Lord Illingworth My dear Rachel, intellectual generalities are always interesting, but generalities in morals mean absolutely nothing. As for saying I left our child to starve, that, of course, is untrue and silly. My mother offered you six hundred a year.° But you wouldn’t take anything. You simply disappeared, and carried the child away with you.

Mrs Arbuthnot I wouldn’t have accepted a penny from her. Your father was different. He told you, in my presence, when we were in Paris, that it was your duty to marry me.

Lord Illingworth Oh, duty is what one expects from others, it is not what one does oneself. Of course, I was influenced by my mother. Every man is when he is young.

Mrs Arbuthnot I am glad to hear you say so. Gerald shall certainly not go away with you.

Lord Illingworth What nonsense, Rachel!

Mrs Arbuthnot Do you think I would allow my son—

Lord Illingworth Our son.

Mrs Arbuthnot My son (Lord Illingworth shrugs his shoulders)—to go away with the man who spoiled my youth, who ruined my life, who has tainted every moment of my days? You don’t realize what my past has been in suffering and in shame.

Lord Illingworth My dear Rachel, I must candidly say that I think Gerald’s future considerably more important than your past.

Mrs Arbuthnot Gerald cannot separate his future from my past.

Lord Illingworth That is exactly what he should do.
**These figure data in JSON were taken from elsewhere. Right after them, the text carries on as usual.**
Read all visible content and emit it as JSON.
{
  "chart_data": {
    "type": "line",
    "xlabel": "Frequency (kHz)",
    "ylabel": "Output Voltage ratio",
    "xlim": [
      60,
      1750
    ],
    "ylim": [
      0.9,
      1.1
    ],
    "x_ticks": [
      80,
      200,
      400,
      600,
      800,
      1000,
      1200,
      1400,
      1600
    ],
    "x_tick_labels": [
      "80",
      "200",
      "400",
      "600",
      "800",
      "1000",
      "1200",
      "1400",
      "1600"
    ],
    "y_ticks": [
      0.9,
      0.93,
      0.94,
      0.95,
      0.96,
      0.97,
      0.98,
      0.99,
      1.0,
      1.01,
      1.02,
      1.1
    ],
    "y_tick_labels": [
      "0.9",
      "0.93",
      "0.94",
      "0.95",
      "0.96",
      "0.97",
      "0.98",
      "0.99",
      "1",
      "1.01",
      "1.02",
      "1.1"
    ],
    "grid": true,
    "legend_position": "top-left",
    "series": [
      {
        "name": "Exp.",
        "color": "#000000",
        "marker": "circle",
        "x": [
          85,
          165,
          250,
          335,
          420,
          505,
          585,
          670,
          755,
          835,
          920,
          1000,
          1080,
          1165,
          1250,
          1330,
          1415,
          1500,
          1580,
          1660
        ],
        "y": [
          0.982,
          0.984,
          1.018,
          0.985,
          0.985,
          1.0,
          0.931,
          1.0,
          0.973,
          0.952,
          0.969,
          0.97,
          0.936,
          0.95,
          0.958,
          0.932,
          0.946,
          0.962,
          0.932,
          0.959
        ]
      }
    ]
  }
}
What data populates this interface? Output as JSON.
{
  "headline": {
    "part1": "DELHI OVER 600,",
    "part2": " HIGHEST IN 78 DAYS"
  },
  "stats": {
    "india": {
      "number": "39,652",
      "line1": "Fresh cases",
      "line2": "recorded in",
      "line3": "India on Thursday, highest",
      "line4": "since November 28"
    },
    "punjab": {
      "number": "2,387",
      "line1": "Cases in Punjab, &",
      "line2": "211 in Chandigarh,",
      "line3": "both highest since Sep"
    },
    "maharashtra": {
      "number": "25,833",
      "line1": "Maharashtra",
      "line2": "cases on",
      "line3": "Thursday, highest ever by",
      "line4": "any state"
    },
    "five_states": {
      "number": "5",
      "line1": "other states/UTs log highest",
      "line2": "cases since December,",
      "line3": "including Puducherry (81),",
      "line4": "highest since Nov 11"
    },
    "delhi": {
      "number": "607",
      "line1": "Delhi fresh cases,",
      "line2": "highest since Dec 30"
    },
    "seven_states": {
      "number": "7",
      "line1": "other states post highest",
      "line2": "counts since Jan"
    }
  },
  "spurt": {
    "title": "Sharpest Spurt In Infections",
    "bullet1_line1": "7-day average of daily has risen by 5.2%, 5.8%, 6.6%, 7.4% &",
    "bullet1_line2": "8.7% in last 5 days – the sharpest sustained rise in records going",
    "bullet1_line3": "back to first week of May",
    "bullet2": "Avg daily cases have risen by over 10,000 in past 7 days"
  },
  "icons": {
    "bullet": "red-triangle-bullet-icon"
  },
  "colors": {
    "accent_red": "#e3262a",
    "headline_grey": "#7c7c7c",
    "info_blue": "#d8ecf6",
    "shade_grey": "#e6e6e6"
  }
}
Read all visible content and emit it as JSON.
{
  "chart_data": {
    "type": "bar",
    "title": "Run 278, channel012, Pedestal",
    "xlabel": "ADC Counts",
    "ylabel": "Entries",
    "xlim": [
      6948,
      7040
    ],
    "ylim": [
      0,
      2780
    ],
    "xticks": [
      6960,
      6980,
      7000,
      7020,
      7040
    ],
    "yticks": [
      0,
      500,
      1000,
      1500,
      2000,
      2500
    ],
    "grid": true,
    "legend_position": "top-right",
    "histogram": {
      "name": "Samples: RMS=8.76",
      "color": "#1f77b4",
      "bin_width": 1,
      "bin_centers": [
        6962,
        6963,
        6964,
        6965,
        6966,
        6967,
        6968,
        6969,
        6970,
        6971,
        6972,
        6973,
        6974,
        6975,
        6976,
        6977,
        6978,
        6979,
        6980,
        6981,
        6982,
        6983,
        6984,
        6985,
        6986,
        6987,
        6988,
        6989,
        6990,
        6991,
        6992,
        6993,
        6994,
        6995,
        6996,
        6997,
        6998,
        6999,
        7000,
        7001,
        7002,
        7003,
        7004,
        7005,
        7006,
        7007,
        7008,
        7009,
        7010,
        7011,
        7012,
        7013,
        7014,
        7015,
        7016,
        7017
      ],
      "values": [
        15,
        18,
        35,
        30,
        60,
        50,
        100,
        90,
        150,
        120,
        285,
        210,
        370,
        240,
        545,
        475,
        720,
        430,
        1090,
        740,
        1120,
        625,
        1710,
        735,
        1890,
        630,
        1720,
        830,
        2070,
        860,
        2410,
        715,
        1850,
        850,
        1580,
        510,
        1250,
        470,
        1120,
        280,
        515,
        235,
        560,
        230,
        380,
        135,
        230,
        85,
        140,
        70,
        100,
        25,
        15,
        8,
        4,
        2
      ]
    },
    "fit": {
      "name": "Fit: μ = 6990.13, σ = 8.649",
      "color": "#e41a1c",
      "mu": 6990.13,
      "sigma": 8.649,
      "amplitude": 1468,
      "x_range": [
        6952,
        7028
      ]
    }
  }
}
That is exactly what you should help him to do. What a typical woman you are! You talk sentimentally, and you are thoroughly selfish the whole time. But don’t let us have a scene. Rachel, I want you to look at this matter from the common-sense point of view, from the point of view of what is best for our son, leaving you and me out of the question. What is our son at present? An underpaid clerk in a small provincial bank in a third-rate English town. If you imagine he is quite happy in such a position, you are mistaken. He is thoroughly discontented.

Mrs Arbuthnot He was not discontented till he met you. You have made him so.

Lord Illingworth Of course, I made him so. Discontent is the first step in the progress of a man or a nation. But I did not leave him with a mere longing for things he could not get. No, I made him a charming offer. He jumped at it, I need hardly say. Any young man would. And now, simply because it turns out that I am the boy’s own father and he my own son, you propose practically to ruin his career. That is to say, if I were a perfect stranger, you would allow Gerald to go away with me, but as he is my own flesh and blood you won’t. How utterly illogical you are!

Mrs Arbuthnot I will not allow him to go.

Lord Illingworth How can you prevent it? What excuse can you give to him for making him decline such an offer as mine? I won’t tell him in what relation I stand to him, I need hardly say. But you daren’t tell him. You know that. Look how you have brought him up.

Mrs Arbuthnot I have brought him up to be a good man.